Dinho almoçava na mesa com os empregados e depois ficava servindo de pajem da "Ducinha" como ele me chamava, não sei se por não saber pronunciar meu nome ou outro motivo qualquer. Perdeu o cargo de me pajear quando meus pais viram uma de nossas brincadeiras: Eu, em meu vestido domingueiro de broderie branco com fitas de veludo e saias armadas, sapatos de verniz e meias brancas. Dinho agarrava-me pelas fitas de organza com picô das tranças e, com uma réstea de cebola vazia, tocava-me aos gritos de "eia" enquanto eu corria à volta do potreiro.

Terminada a hora em que os adultos faziam a digestão conversando na varanda, era hora de ir embora. Antes de entrar, Dinho cuspia nas mãos e apagava o vestígio de poeira dos meussapatos de verniz.

Depois disso, eu só o via aos domingos na igreja. Sempre que eu podia, levava de casa um pedaço de rapadura que, disfarçadamente colocava na cestinha enquanto Dinho recolhia os óbulos. De lá, também, Dinho foi dispensado depois que Padre Dirceu o pegou tomando o vinho da missa, com o bolso cheio de hóstias. Acho que as levava para acrescentar à refeição dos irmãos.

Longe da igreja, Dinho foi trabalhar como engraxate e eu o via no trajeto para a escola, sempre com a caixa às costas rumo à praça.

Um belo dia, Dinho apareceu com uma bicicleta. "A bike" como dizia. Estava tão vaidoso com ela que a encheu de flores plásticas, roubadas do cemitério, e anéis de borracha colorida nos aros. Daí foi incrementando: uma buzina imitando boi, capa franjada no assento, farolete, bagageiro e por fim uma capota de vinil. Foi contratado para fazer "marketing" com o alto-falante acoplado à bike. E lá ia Dinho: "Casas de carne Ribeiro, onde vale mais o seu dinheiro..." Cidade crescendo, eu normalista, novidades e modernidades...

Dinho apostou nas máquinas caça-níqueis e a cidade o viu ganhar oitocentos reais. Não deu outra. Dinho comprou uma Brasília no ferro velho. Amou-a como havia idolatrado a bicicleta. E passou a incrementá-la: bandeirolas, aerofólios, neon, espelhos laterais, filme nas janelas, farol de milha, som com rock pauleira...

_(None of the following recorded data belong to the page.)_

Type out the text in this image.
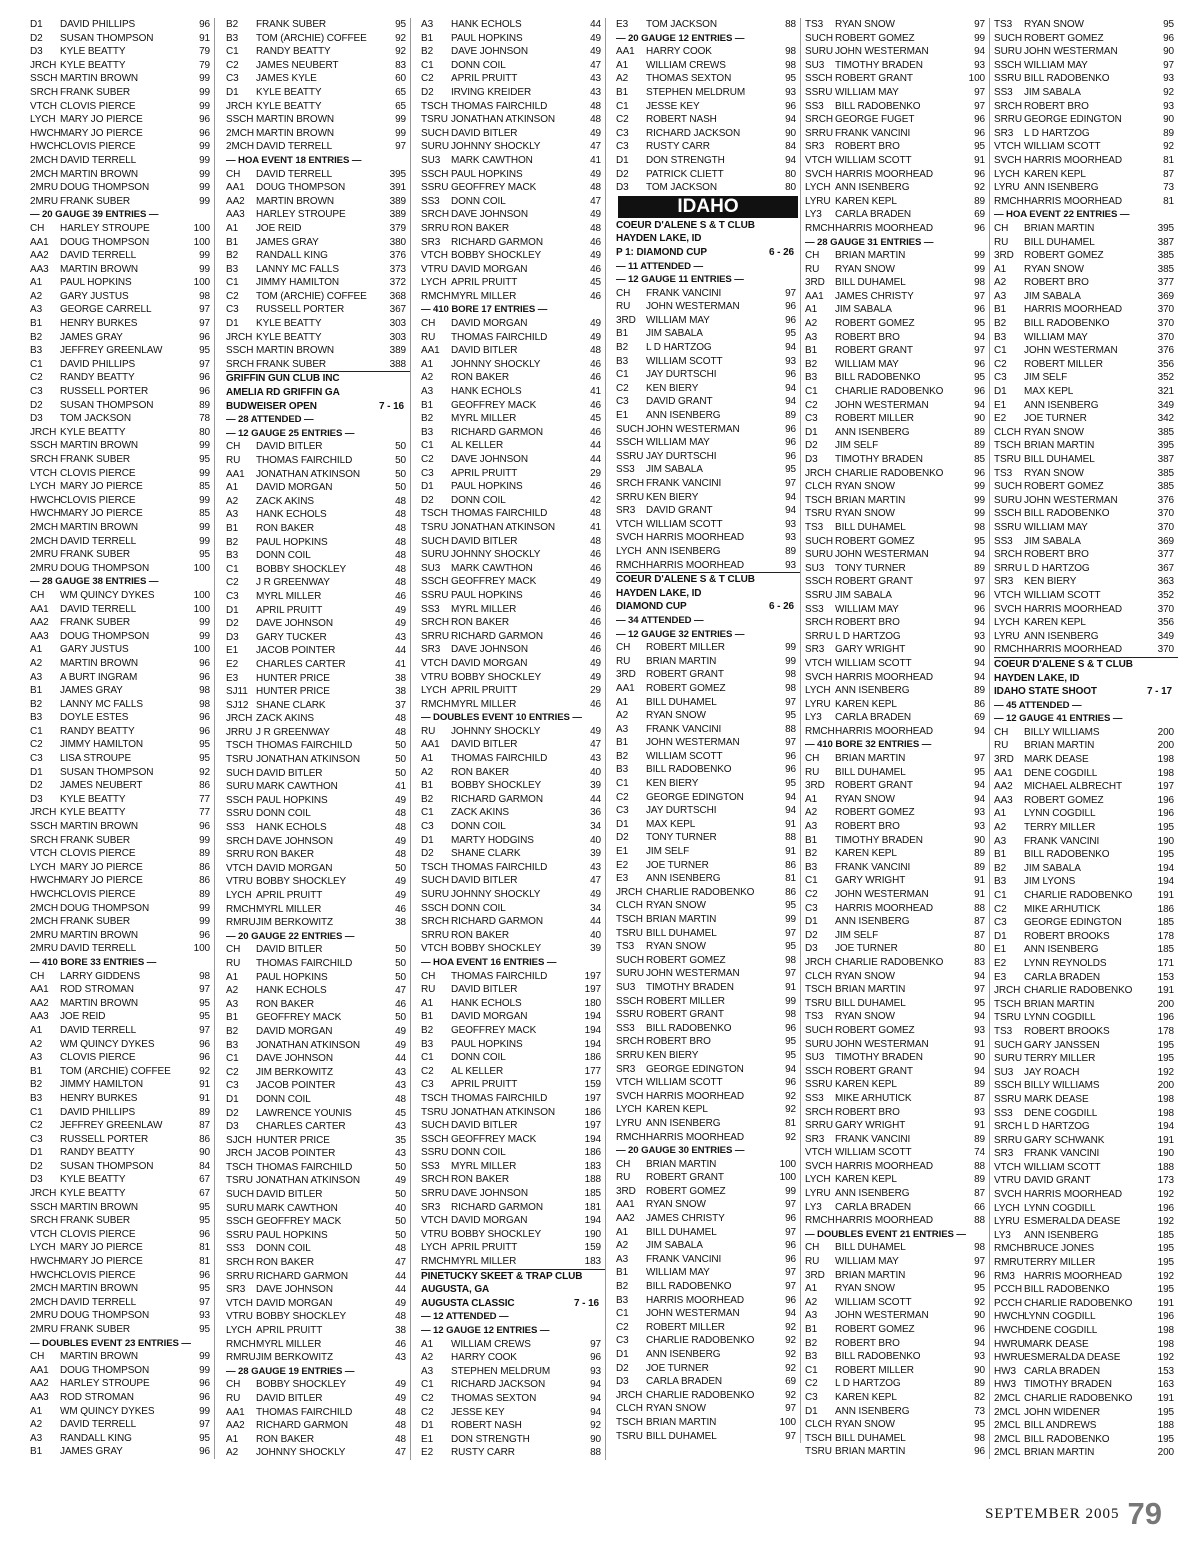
D1 DAVID PHILLIPS	96
D2 SUSAN THOMPSON	91
D3 KYLE BEATTY	79
JRCH KYLE BEATTY	79
SSCH MARTIN BROWN	99
SRCH FRANK SUBER	99
VTCH CLOVIS PIERCE	99
LYCH MARY JO PIERCE	96
HWCHMARY JO PIERCE	96
HWCHCLOVIS PIERCE	99
2MCH DAVID TERRELL	99
2MCH MARTIN BROWN	99
2MRU DOUG THOMPSON	99
2MRU FRANK SUBER	99
— 20 GAUGE 39 ENTRIES —
CH HARLEY STROUPE	100
AA1 DOUG THOMPSON	100
AA2 DAVID TERRELL	99
AA3 MARTIN BROWN	99
A1 PAUL HOPKINS	100
A2 GARY JUSTUS	98
A3 GEORGE CARRELL	97
B1 HENRY BURKES	97
B2 JAMES GRAY	96
B3 JEFFREY GREENLAW	95
C1 DAVID PHILLIPS	97
C2 RANDY BEATTY	96
C3 RUSSELL PORTER	96
D2 SUSAN THOMPSON	89
D3 TOM JACKSON	78
JRCH KYLE BEATTY	80
SSCH MARTIN BROWN	99
SRCH FRANK SUBER	95
VTCH CLOVIS PIERCE	99
LYCH MARY JO PIERCE	85
HWCHCLOVIS PIERCE	99
HWCHMARY JO PIERCE	85
2MCH MARTIN BROWN	99
2MCH DAVID TERRELL	99
2MRU FRANK SUBER	95
2MRU DOUG THOMPSON	100
— 28 GAUGE 38 ENTRIES —
CH WM QUINCY DYKES	100
AA1 DAVID TERRELL	100
AA2 FRANK SUBER	99
AA3 DOUG THOMPSON	99
A1 GARY JUSTUS	100
A2 MARTIN BROWN	96
A3 A BURT INGRAM	96
B1 JAMES GRAY	98
B2 LANNY MC FALLS	98
B3 DOYLE ESTES	96
C1 RANDY BEATTY	96
C2 JIMMY HAMILTON	95
C3 LISA STROUPE	95
D1 SUSAN THOMPSON	92
D2 JAMES NEUBERT	86
D3 KYLE BEATTY	77
JRCH KYLE BEATTY	77
SSCH MARTIN BROWN	96
SRCH FRANK SUBER	99
VTCH CLOVIS PIERCE	89
LYCH MARY JO PIERCE	86
HWCHMARY JO PIERCE	86
HWCHCLOVIS PIERCE	89
2MCH DOUG THOMPSON	99
2MCH FRANK SUBER	99
2MRU MARTIN BROWN	96
2MRU DAVID TERRELL	100
— 410 BORE 33 ENTRIES —
CH LARRY GIDDENS	98
AA1 ROD STROMAN	97
AA2 MARTIN BROWN	95
AA3 JOE REID	95
A1 DAVID TERRELL	97
A2 WM QUINCY DYKES	96
A3 CLOVIS PIERCE	96
B1 TOM (ARCHIE) COFFEE	92
B2 JIMMY HAMILTON	91
B3 HENRY BURKES	91
C1 DAVID PHILLIPS	89
C2 JEFFREY GREENLAW	87
C3 RUSSELL PORTER	86
D1 RANDY BEATTY	90
D2 SUSAN THOMPSON	84
D3 KYLE BEATTY	67
JRCH KYLE BEATTY	67
SSCH MARTIN BROWN	95
SRCH FRANK SUBER	95
VTCH CLOVIS PIERCE	96
LYCH MARY JO PIERCE	81
HWCHMARY JO PIERCE	81
HWCHCLOVIS PIERCE	96
2MCH MARTIN BROWN	95
2MCH DAVID TERRELL	97
2MRU DOUG THOMPSON	93
2MRU FRANK SUBER	95
— DOUBLES EVENT 23 ENTRIES —
CH MARTIN BROWN	99
AA1 DOUG THOMPSON	99
AA2 HARLEY STROUPE	96
AA3 ROD STROMAN	96
A1 WM QUINCY DYKES	99
A2 DAVID TERRELL	97
A3 RANDALL KING	95
B1 JAMES GRAY	96
B2 FRANK SUBER	95
B3 TOM (ARCHIE) COFFEE	92
C1 RANDY BEATTY	92
C2 JAMES NEUBERT	83
C3 JAMES KYLE	60
D1 KYLE BEATTY	65
JRCH KYLE BEATTY	65
SSCH MARTIN BROWN	99
2MCH MARTIN BROWN	99
2MCH DAVID TERRELL	97
— HOA EVENT 18 ENTRIES —
CH DAVID TERRELL	395
AA1 DOUG THOMPSON	391
AA2 MARTIN BROWN	389
AA3 HARLEY STROUPE	389
A1 JOE REID	379
B1 JAMES GRAY	380
B2 RANDALL KING	376
B3 LANNY MC FALLS	373
C1 JIMMY HAMILTON	372
C2 TOM (ARCHIE) COFFEE 368
C3 RUSSELL PORTER	367
D1 KYLE BEATTY	303
JRCH KYLE BEATTY	303
SSCH MARTIN BROWN	389
SRCH FRANK SUBER	388
GRIFFIN GUN CLUB INC
AMELIA RD GRIFFIN GA
BUDWEISER OPEN	7 - 16
— 28 ATTENDED —
— 12 GAUGE 25 ENTRIES —
CH DAVID BITLER	50
RU THOMAS FAIRCHILD	50
AA1 JONATHAN ATKINSON	50
A1 DAVID MORGAN	50
A2 ZACK AKINS	48
A3 HANK ECHOLS	48
B1 RON BAKER	48
B2 PAUL HOPKINS	48
B3 DONN COIL	48
C1 BOBBY SHOCKLEY	48
C2 J R GREENWAY	48
C3 MYRL MILLER	46
D1 APRIL PRUITT	49
D2 DAVE JOHNSON	49
D3 GARY TUCKER	43
E1 JACOB POINTER	44
E2 CHARLES CARTER	41
E3 HUNTER PRICE	38
SJ11 HUNTER PRICE	38
SJ12 SHANE CLARK	37
JRCH ZACK AKINS	48
JRRU J R GREENWAY	48
TSCH THOMAS FAIRCHILD	50
TSRU JONATHAN ATKINSON	50
SUCH DAVID BITLER	50
SURU MARK CAWTHON	41
SSCH PAUL HOPKINS	49
SSRU DONN COIL	48
SS3 HANK ECHOLS	48
SRCH DAVE JOHNSON	49
SRRU RON BAKER	48
VTCH DAVID MORGAN	50
VTRU BOBBY SHOCKLEY	49
LYCH APRIL PRUITT	49
RMCHMYRL MILLER	46
RMRUJIM BERKOWITZ	38
— 20 GAUGE 22 ENTRIES —
CH DAVID BITLER	50
RU THOMAS FAIRCHILD	50
A1 PAUL HOPKINS	50
A2 HANK ECHOLS	47
A3 RON BAKER	46
B1 GEOFFREY MACK	50
B2 DAVID MORGAN	49
B3 JONATHAN ATKINSON	49
C1 DAVE JOHNSON	44
C2 JIM BERKOWITZ	43
C3 JACOB POINTER	43
D1 DONN COIL	48
D2 LAWRENCE YOUNIS	45
D3 CHARLES CARTER	43
SJCH HUNTER PRICE	35
JRCH JACOB POINTER	43
TSCH THOMAS FAIRCHILD	50
TSRU JONATHAN ATKINSON	49
SUCH DAVID BITLER	50
SURU MARK CAWTHON	40
SSCH GEOFFREY MACK	50
SSRU PAUL HOPKINS	50
SS3 DONN COIL	48
SRCH RON BAKER	47
SRRU RICHARD GARMON	44
SR3 DAVE JOHNSON	44
VTCH DAVID MORGAN	49
VTRU BOBBY SHOCKLEY	48
LYCH APRIL PRUITT	38
RMCHMYRL MILLER	46
RMRUJIM BERKOWITZ	43
— 28 GAUGE 19 ENTRIES —
CH BOBBY SHOCKLEY	49
RU DAVID BITLER	49
AA1 THOMAS FAIRCHILD	48
AA2 RICHARD GARMON	48
A1 RON BAKER	48
A2 JOHNNY SHOCKLY	47
A3 HANK ECHOLS	44
B1 PAUL HOPKINS	49
B2 DAVE JOHNSON	49
C1 DONN COIL	47
C2 APRIL PRUITT	43
D2 IRVING KREIDER	43
TSCH THOMAS FAIRCHILD	48
TSRU JONATHAN ATKINSON	48
SUCH DAVID BITLER	49
SURU JOHNNY SHOCKLY	47
SU3 MARK CAWTHON	41
SSCH PAUL HOPKINS	49
SSRU GEOFFREY MACK	48
SS3 DONN COIL	47
SRCH DAVE JOHNSON	49
SRRU RON BAKER	48
SR3 RICHARD GARMON	46
VTCH BOBBY SHOCKLEY	49
VTRU DAVID MORGAN	46
LYCH APRIL PRUITT	45
RMCHMYRL MILLER	46
— 410 BORE 17 ENTRIES —
CH DAVID MORGAN	49
RU THOMAS FAIRCHILD	49
AA1 DAVID BITLER	48
A1 JOHNNY SHOCKLY	46
A2 RON BAKER	46
A3 HANK ECHOLS	41
B1 GEOFFREY MACK	46
B2 MYRL MILLER	45
B3 RICHARD GARMON	46
C1 AL KELLER	44
C2 DAVE JOHNSON	44
C3 APRIL PRUITT	29
D1 PAUL HOPKINS	46
D2 DONN COIL	42
TSCH THOMAS FAIRCHILD	48
TSRU JONATHAN ATKINSON	41
SUCH DAVID BITLER	48
SURU JOHNNY SHOCKLY	46
SU3 MARK CAWTHON	46
SSCH GEOFFREY MACK	49
SSRU PAUL HOPKINS	46
SS3 MYRL MILLER	46
SRCH RON BAKER	46
SRRU RICHARD GARMON	46
SR3 DAVE JOHNSON	46
VTCH DAVID MORGAN	49
VTRU BOBBY SHOCKLEY	49
LYCH APRIL PRUITT	29
RMCHMYRL MILLER	46
— DOUBLES EVENT 10 ENTRIES —
RU JOHNNY SHOCKLY	49
AA1 DAVID BITLER	47
A1 THOMAS FAIRCHILD	43
A2 RON BAKER	40
B1 BOBBY SHOCKLEY	39
B2 RICHARD GARMON	44
C1 ZACK AKINS	36
C3 DONN COIL	34
D1 MARTY HODGINS	40
D2 SHANE CLARK	39
TSCH THOMAS FAIRCHILD	43
SUCH DAVID BITLER	47
SURU JOHNNY SHOCKLY	49
SSCH DONN COIL	34
SRCH RICHARD GARMON	44
SRRU RON BAKER	40
VTCH BOBBY SHOCKLEY	39
— HOA EVENT 16 ENTRIES —
CH THOMAS FAIRCHILD	197
RU DAVID BITLER	197
A1 HANK ECHOLS	180
B1 DAVID MORGAN	194
B2 GEOFFREY MACK	194
B3 PAUL HOPKINS	194
C1 DONN COIL	186
C2 AL KELLER	177
C3 APRIL PRUITT	159
TSCH THOMAS FAIRCHILD	197
TSRU JONATHAN ATKINSON	186
SUCH DAVID BITLER	197
SSCH GEOFFREY MACK	194
SSRU DONN COIL	186
SS3 MYRL MILLER	183
SRCH RON BAKER	188
SRRU DAVE JOHNSON	185
SR3 RICHARD GARMON	181
VTCH DAVID MORGAN	194
VTRU BOBBY SHOCKLEY	190
LYCH APRIL PRUITT	159
RMCHMYRL MILLER	183
PINETUCKY SKEET & TRAP CLUB
AUGUSTA, GA
AUGUSTA CLASSIC	7 - 16
— 12 ATTENDED —
— 12 GAUGE 12 ENTRIES —
A1 WILLIAM CREWS	97
A2 HARRY COOK	96
A3 STEPHEN MELDRUM	93
C1 RICHARD JACKSON	94
C2 THOMAS SEXTON	94
C2 JESSE KEY	94
D1 ROBERT NASH	92
E1 DON STRENGTH	90
E2 RUSTY CARR	88
E3 TOM JACKSON	88
— 20 GAUGE 12 ENTRIES —
AA1 HARRY COOK	98
A1 WILLIAM CREWS	98
A2 THOMAS SEXTON	95
B1 STEPHEN MELDRUM	93
C1 JESSE KEY	96
C2 ROBERT NASH	94
C3 RICHARD JACKSON	90
C3 RUSTY CARR	84
D1 DON STRENGTH	94
D2 PATRICK CLIETT	80
D3 TOM JACKSON	80
IDAHO
COEUR D'ALENE S & T CLUB
HAYDEN LAKE, ID
P 1: DIAMOND CUP	6 - 26
— 11 ATTENDED —
— 12 GAUGE 11 ENTRIES —
CH FRANK VANCINI	97
RU JOHN WESTERMAN	96
3RD WILLIAM MAY	96
B1 JIM SABALA	95
B2 L D HARTZOG	94
B3 WILLIAM SCOTT	93
C1 JAY DURTSCHI	96
C2 KEN BIERY	94
C3 DAVID GRANT	94
E1 ANN ISENBERG	89
SUCH JOHN WESTERMAN	96
SSCH WILLIAM MAY	96
SSRU JAY DURTSCHI	96
SS3 JIM SABALA	95
SRCH FRANK VANCINI	97
SRRU KEN BIERY	94
SR3 DAVID GRANT	94
VTCH WILLIAM SCOTT	93
SVCH HARRIS MOORHEAD	93
LYCH ANN ISENBERG	89
RMCHHARRIS MOORHEAD	93
COEUR D'ALENE S & T CLUB
HAYDEN LAKE, ID
DIAMOND CUP	6 - 26
— 34 ATTENDED —
— 12 GAUGE 32 ENTRIES —
CH ROBERT MILLER	99
RU BRIAN MARTIN	99
3RD ROBERT GRANT	98
AA1 ROBERT GOMEZ	98
A1 BILL DUHAMEL	97
A2 RYAN SNOW	95
A3 FRANK VANCINI	88
B1 JOHN WESTERMAN	97
B2 WILLIAM SCOTT	96
B3 BILL RADOBENKO	96
C1 KEN BIERY	95
C2 GEORGE EDINGTON	94
C3 JAY DURTSCHI	94
D1 MAX KEPL	91
D2 TONY TURNER	88
E1 JIM SELF	91
E2 JOE TURNER	86
E3 ANN ISENBERG	81
JRCH CHARLIE RADOBENKO	86
CLCH RYAN SNOW	95
TSCH BRIAN MARTIN	99
TSRU BILL DUHAMEL	97
TS3 RYAN SNOW	95
SUCH ROBERT GOMEZ	98
SURU JOHN WESTERMAN	97
SU3 TIMOTHY BRADEN	91
SSCH ROBERT MILLER	99
SSRU ROBERT GRANT	98
SS3 BILL RADOBENKO	96
SRCH ROBERT BRO	95
SRRU KEN BIERY	95
SR3 GEORGE EDINGTON	94
VTCH WILLIAM SCOTT	96
SVCH HARRIS MOORHEAD	92
LYCH KAREN KEPL	92
LYRU ANN ISENBERG	81
RMCHHARRIS MOORHEAD	92
— 20 GAUGE 30 ENTRIES —
CH BRIAN MARTIN	100
RU ROBERT GRANT	100
3RD ROBERT GOMEZ	99
AA1 RYAN SNOW	97
AA2 JAMES CHRISTY	96
A1 BILL DUHAMEL	97
A2 JIM SABALA	96
A3 FRANK VANCINI	96
B1 WILLIAM MAY	97
B2 BILL RADOBENKO	97
B3 HARRIS MOORHEAD	96
C1 JOHN WESTERMAN	94
C2 ROBERT MILLER	92
C3 CHARLIE RADOBENKO	92
D1 ANN ISENBERG	92
D2 JOE TURNER	92
D3 CARLA BRADEN	69
JRCH CHARLIE RADOBENKO	92
CLCH RYAN SNOW	97
TSCH BRIAN MARTIN	100
TSRU BILL DUHAMEL	97
TS3 RYAN SNOW	97
SUCH ROBERT GOMEZ	99
SURU JOHN WESTERMAN	94
SU3 TIMOTHY BRADEN	93
SSCH ROBERT GRANT	100
SSRU WILLIAM MAY	97
SS3 BILL RADOBENKO	97
SRCH GEORGE FUGET	96
SRRU FRANK VANCINI	96
SR3 ROBERT BRO	95
VTCH WILLIAM SCOTT	91
SVCH HARRIS MOORHEAD	96
LYCH ANN ISENBERG	92
LYRU KAREN KEPL	89
LY3 CARLA BRADEN	69
RMCHHARRIS MOORHEAD	96
— 28 GAUGE 31 ENTRIES —
CH BRIAN MARTIN	99
RU RYAN SNOW	99
3RD BILL DUHAMEL	98
AA1 JAMES CHRISTY	97
A1 JIM SABALA	96
A2 ROBERT GOMEZ	95
A3 ROBERT BRO	94
B1 ROBERT GRANT	97
B2 WILLIAM MAY	96
B3 BILL RADOBENKO	95
C1 CHARLIE RADOBENKO	96
C2 JOHN WESTERMAN	94
C3 ROBERT MILLER	90
D1 ANN ISENBERG	89
D2 JIM SELF	89
D3 TIMOTHY BRADEN	85
JRCH CHARLIE RADOBENKO	96
CLCH RYAN SNOW	99
TSCH BRIAN MARTIN	99
TSRU RYAN SNOW	99
TS3 BILL DUHAMEL	98
SUCH ROBERT GOMEZ	95
SURU JOHN WESTERMAN	94
SU3 TONY TURNER	89
SSCH ROBERT GRANT	97
SSRU JIM SABALA	96
SS3 WILLIAM MAY	96
SRCH ROBERT BRO	94
SRRU L D HARTZOG	93
SR3 GARY WRIGHT	90
VTCH WILLIAM SCOTT	94
SVCH HARRIS MOORHEAD	94
LYCH ANN ISENBERG	89
LYRU KAREN KEPL	86
LY3 CARLA BRADEN	69
RMCHHARRIS MOORHEAD	94
— 410 BORE 32 ENTRIES —
CH BRIAN MARTIN	97
RU BILL DUHAMEL	95
3RD ROBERT GRANT	94
A1 RYAN SNOW	94
A2 ROBERT GOMEZ	93
A3 ROBERT BRO	93
B1 TIMOTHY BRADEN	90
B2 KAREN KEPL	89
B3 FRANK VANCINI	89
C1 GARY WRIGHT	91
C2 JOHN WESTERMAN	91
C3 HARRIS MOORHEAD	88
D1 ANN ISENBERG	87
D2 JIM SELF	87
D3 JOE TURNER	80
JRCH CHARLIE RADOBENKO	83
CLCH RYAN SNOW	94
TSCH BRIAN MARTIN	97
TSRU BILL DUHAMEL	95
TS3 RYAN SNOW	94
SUCH ROBERT GOMEZ	93
SURU JOHN WESTERMAN	91
SU3 TIMOTHY BRADEN	90
SSCH ROBERT GRANT	94
SSRU KAREN KEPL	89
SS3 MIKE ARHUTICK	87
SRCH ROBERT BRO	93
SRRU GARY WRIGHT	91
SR3 FRANK VANCINI	89
VTCH WILLIAM SCOTT	74
SVCH HARRIS MOORHEAD	88
LYCH KAREN KEPL	89
LYRU ANN ISENBERG	87
LY3 CARLA BRADEN	66
RMCHHARRIS MOORHEAD	88
— DOUBLES EVENT 21 ENTRIES —
CH BILL DUHAMEL	98
RU WILLIAM MAY	97
3RD BRIAN MARTIN	96
A1 RYAN SNOW	95
A2 WILLIAM SCOTT	92
A3 JOHN WESTERMAN	90
B1 ROBERT GOMEZ	96
B2 ROBERT BRO	94
B3 BILL RADOBENKO	93
C1 ROBERT MILLER	90
C2 L D HARTZOG	89
C3 KAREN KEPL	82
D1 ANN ISENBERG	73
CLCH RYAN SNOW	95
TSCH BILL DUHAMEL	98
TSRU BRIAN MARTIN	96
TS3 RYAN SNOW	95
SUCH ROBERT GOMEZ	96
SURU JOHN WESTERMAN	90
SSCH WILLIAM MAY	97
SSRU BILL RADOBENKO	93
SS3 JIM SABALA	92
SRCH ROBERT BRO	93
SRRU GEORGE EDINGTON	90
SR3 L D HARTZOG	89
VTCH WILLIAM SCOTT	92
SVCH HARRIS MOORHEAD	81
LYCH KAREN KEPL	87
LYRU ANN ISENBERG	73
RMCHHARRIS MOORHEAD	81
— HOA EVENT 22 ENTRIES —
CH BRIAN MARTIN	395
RU BILL DUHAMEL	387
3RD ROBERT GOMEZ	385
A1 RYAN SNOW	385
A2 ROBERT BRO	377
A3 JIM SABALA	369
B1 HARRIS MOORHEAD	370
B2 BILL RADOBENKO	370
B3 WILLIAM MAY	370
C1 JOHN WESTERMAN	376
C2 ROBERT MILLER	356
C3 JIM SELF	352
D1 MAX KEPL	321
E1 ANN ISENBERG	349
E2 JOE TURNER	342
CLCH RYAN SNOW	385
TSCH BRIAN MARTIN	395
TSRU BILL DUHAMEL	387
TS3 RYAN SNOW	385
SUCH ROBERT GOMEZ	385
SURU JOHN WESTERMAN	376
SSCH BILL RADOBENKO	370
SSRU WILLIAM MAY	370
SS3 JIM SABALA	369
SRCH ROBERT BRO	377
SRRU L D HARTZOG	367
SR3 KEN BIERY	363
VTCH WILLIAM SCOTT	352
SVCH HARRIS MOORHEAD	370
LYCH KAREN KEPL	356
LYRU ANN ISENBERG	349
RMCHHARRIS MOORHEAD	370
COEUR D'ALENE S & T CLUB
HAYDEN LAKE, ID
IDAHO STATE SHOOT	7 - 17
— 45 ATTENDED —
— 12 GAUGE 41 ENTRIES —
CH BILLY WILLIAMS	200
RU BRIAN MARTIN	200
3RD MARK DEASE	198
AA1 DENE COGDILL	198
AA2 MICHAEL ALBRECHT	197
AA3 ROBERT GOMEZ	196
A1 LYNN COGDILL	196
A2 TERRY MILLER	195
A3 FRANK VANCINI	190
B1 BILL RADOBENKO	195
B2 JIM SABALA	194
B3 JIM LYONS	194
C1 CHARLIE RADOBENKO	191
C2 MIKE ARHUTICK	186
C3 GEORGE EDINGTON	185
D1 ROBERT BROOKS	178
E1 ANN ISENBERG	185
E2 LYNN REYNOLDS	171
E3 CARLA BRADEN	153
JRCH CHARLIE RADOBENKO	191
TSCH BRIAN MARTIN	200
TSRU LYNN COGDILL	196
TS3 ROBERT BROOKS	178
SUCH GARY JANSSEN	195
SURU TERRY MILLER	195
SU3 JAY ROACH	192
SSCH BILLY WILLIAMS	200
SSRU MARK DEASE	198
SS3 DENE COGDILL	198
SRCH L D HARTZOG	194
SRRU GARY SCHWANK	191
SR3 FRANK VANCINI	190
VTCH WILLIAM SCOTT	188
VTRU DAVID GRANT	173
SVCH HARRIS MOORHEAD	192
LYCH LYNN COGDILL	196
LYRU ESMERALDA DEASE	192
LY3 ANN ISENBERG	185
RMCHBRUCE JONES	195
RMRUTERRY MILLER	195
RM3 HARRIS MOORHEAD	192
PCCH BILL RADOBENKO	195
PCCH CHARLIE RADOBENKO	191
HWCHLYNN COGDILL	196
HWCHDENE COGDILL	198
HWRUMARK DEASE	198
HWRUESMERALDA DEASE	192
HW3 CARLA BRADEN	153
HW3 TIMOTHY BRADEN	163
2MCL CHARLIE RADOBENKO	191
2MCL JOHN WIDENER	195
2MCL BILL ANDREWS	188
2MCL BILL RADOBENKO	195
2MCL BRIAN MARTIN	200
SEPTEMBER 2005 79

Depois disso ficou comum ver Dinho próximo à carrocinha do vendedor de churrasquinho. A Brasília estacionada com a tampa do porta-malas aberta e enormes caixas de som no máximo volume. Os badboys, filhinhos de papai, davam-lhe moedas para vê-lo colocar o som mais alto e escolhiam as músicas. Na inocência da sua sandice, Dinho não se dava conta de que o faziam para poderem rir à vontade.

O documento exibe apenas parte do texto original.